Volcanic Nanoparticles - Seawater Greenhouses
Volcanoes may be large and explosive, but their effects are now seen to be pervasive in the most unlikely areas. Quentin Cooper investigates.
Volcanic Nanoparticles
How do volatile metals from volcanoes end up in polar ice cores? It has always been a mystery how trace metals, like mercury, with a volcanic signature find their way into polar ice in regions without nearby evidence of volcanic activity.
Now scientists think they have discovered the answer - volcanoes are a source of tiny nanoparticles. Until now no one knew that volcanoes did this.
Quentin is joined by Dr Tamsin Mather & Dr David Pyle, Department of Earth Sciences, University of Oxford, who have been leading the new research. These nanoparticles are small enough to be carried around the world by the wind and could be involved in the formation of clouds and have a role in reflecting solar radiation back into space. They may also 'seed' distant patches of barren ocean with nutrients. Volcanoes may be large and explosive but their effects are now seen to pervasive and at happening at the very smallest of levels.
Seawater Greenhouses
The world is running short of accessible fresh water. With agriculture accounting for some 70% of all water used, the shortage is closely linked to food production. Fortunately, the world is not short of water itself, it’s just in the wrong place.

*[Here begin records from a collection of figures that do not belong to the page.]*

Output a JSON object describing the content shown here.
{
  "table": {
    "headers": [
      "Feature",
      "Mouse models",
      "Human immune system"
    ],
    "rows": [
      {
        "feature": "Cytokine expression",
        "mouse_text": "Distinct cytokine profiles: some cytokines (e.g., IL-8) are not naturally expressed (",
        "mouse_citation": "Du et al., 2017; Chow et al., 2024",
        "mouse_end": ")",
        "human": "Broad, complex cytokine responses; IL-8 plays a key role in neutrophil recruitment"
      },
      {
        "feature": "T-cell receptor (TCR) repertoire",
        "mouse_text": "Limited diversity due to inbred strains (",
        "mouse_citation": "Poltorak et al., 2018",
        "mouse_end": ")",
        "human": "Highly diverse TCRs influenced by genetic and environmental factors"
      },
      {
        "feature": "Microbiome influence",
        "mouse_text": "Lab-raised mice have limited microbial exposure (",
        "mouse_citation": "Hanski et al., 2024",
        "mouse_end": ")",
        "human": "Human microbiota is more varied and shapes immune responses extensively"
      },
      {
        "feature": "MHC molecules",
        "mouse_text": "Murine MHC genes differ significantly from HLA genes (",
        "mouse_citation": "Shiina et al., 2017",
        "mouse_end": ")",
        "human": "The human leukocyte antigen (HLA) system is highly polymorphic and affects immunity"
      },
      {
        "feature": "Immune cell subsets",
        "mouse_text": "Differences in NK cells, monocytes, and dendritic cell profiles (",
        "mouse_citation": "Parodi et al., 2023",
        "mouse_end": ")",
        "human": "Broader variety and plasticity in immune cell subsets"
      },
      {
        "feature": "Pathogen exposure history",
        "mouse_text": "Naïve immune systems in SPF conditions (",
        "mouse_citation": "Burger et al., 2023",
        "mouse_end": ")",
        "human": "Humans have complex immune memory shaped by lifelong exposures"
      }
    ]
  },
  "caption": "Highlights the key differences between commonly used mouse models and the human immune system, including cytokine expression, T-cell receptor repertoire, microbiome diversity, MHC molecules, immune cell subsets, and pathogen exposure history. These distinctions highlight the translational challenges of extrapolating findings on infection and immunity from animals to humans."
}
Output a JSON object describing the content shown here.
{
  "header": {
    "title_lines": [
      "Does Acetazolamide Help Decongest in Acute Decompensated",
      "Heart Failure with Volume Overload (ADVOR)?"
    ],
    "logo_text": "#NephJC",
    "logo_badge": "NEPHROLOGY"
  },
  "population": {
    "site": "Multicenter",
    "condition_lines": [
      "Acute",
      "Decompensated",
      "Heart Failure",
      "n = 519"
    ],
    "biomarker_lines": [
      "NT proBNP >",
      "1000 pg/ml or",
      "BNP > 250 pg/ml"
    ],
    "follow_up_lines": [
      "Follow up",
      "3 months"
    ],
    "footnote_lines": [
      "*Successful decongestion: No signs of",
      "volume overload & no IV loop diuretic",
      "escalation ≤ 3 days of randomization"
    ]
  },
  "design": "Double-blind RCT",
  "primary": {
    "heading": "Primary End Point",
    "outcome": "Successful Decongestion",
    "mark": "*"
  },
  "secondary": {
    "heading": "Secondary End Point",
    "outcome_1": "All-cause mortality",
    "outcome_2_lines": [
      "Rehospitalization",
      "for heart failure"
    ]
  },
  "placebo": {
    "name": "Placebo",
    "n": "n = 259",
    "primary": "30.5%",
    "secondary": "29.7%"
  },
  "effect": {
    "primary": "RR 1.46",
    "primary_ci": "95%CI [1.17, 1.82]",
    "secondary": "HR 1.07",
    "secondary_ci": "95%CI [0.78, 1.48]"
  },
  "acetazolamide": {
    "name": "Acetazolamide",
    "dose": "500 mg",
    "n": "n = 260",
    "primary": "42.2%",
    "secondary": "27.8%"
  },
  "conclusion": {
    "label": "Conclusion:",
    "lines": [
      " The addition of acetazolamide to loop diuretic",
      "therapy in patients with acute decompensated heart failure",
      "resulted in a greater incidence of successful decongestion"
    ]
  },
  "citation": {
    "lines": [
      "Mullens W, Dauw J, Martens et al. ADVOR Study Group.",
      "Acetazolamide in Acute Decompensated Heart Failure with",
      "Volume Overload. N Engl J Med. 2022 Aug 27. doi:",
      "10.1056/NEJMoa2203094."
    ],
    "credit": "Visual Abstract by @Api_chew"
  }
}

Converting seawater to fresh water in the right quantities and in the right places offers the potential to solve water shortage problems, particularly in arid areas.
A team comprising an inventor, an architect and an engineer have proposed a new technology that could produce food, fresh water and clean energy in arid regions as well as re-vegetating large areas of desert.
The Seawater Greenhouse is an ingenious technology that creates a cool growing environment in hot parts of the world and is a net producer of distilled water from seawater.
Quentin is joined seawater greenhouse designer Charlie Paton, Seawater Greenhouse Limited, and by Michael Pawlyn, Exploration, an architect who specialises in ‘biomimicry’ – designs that follow natural systems to solve problems.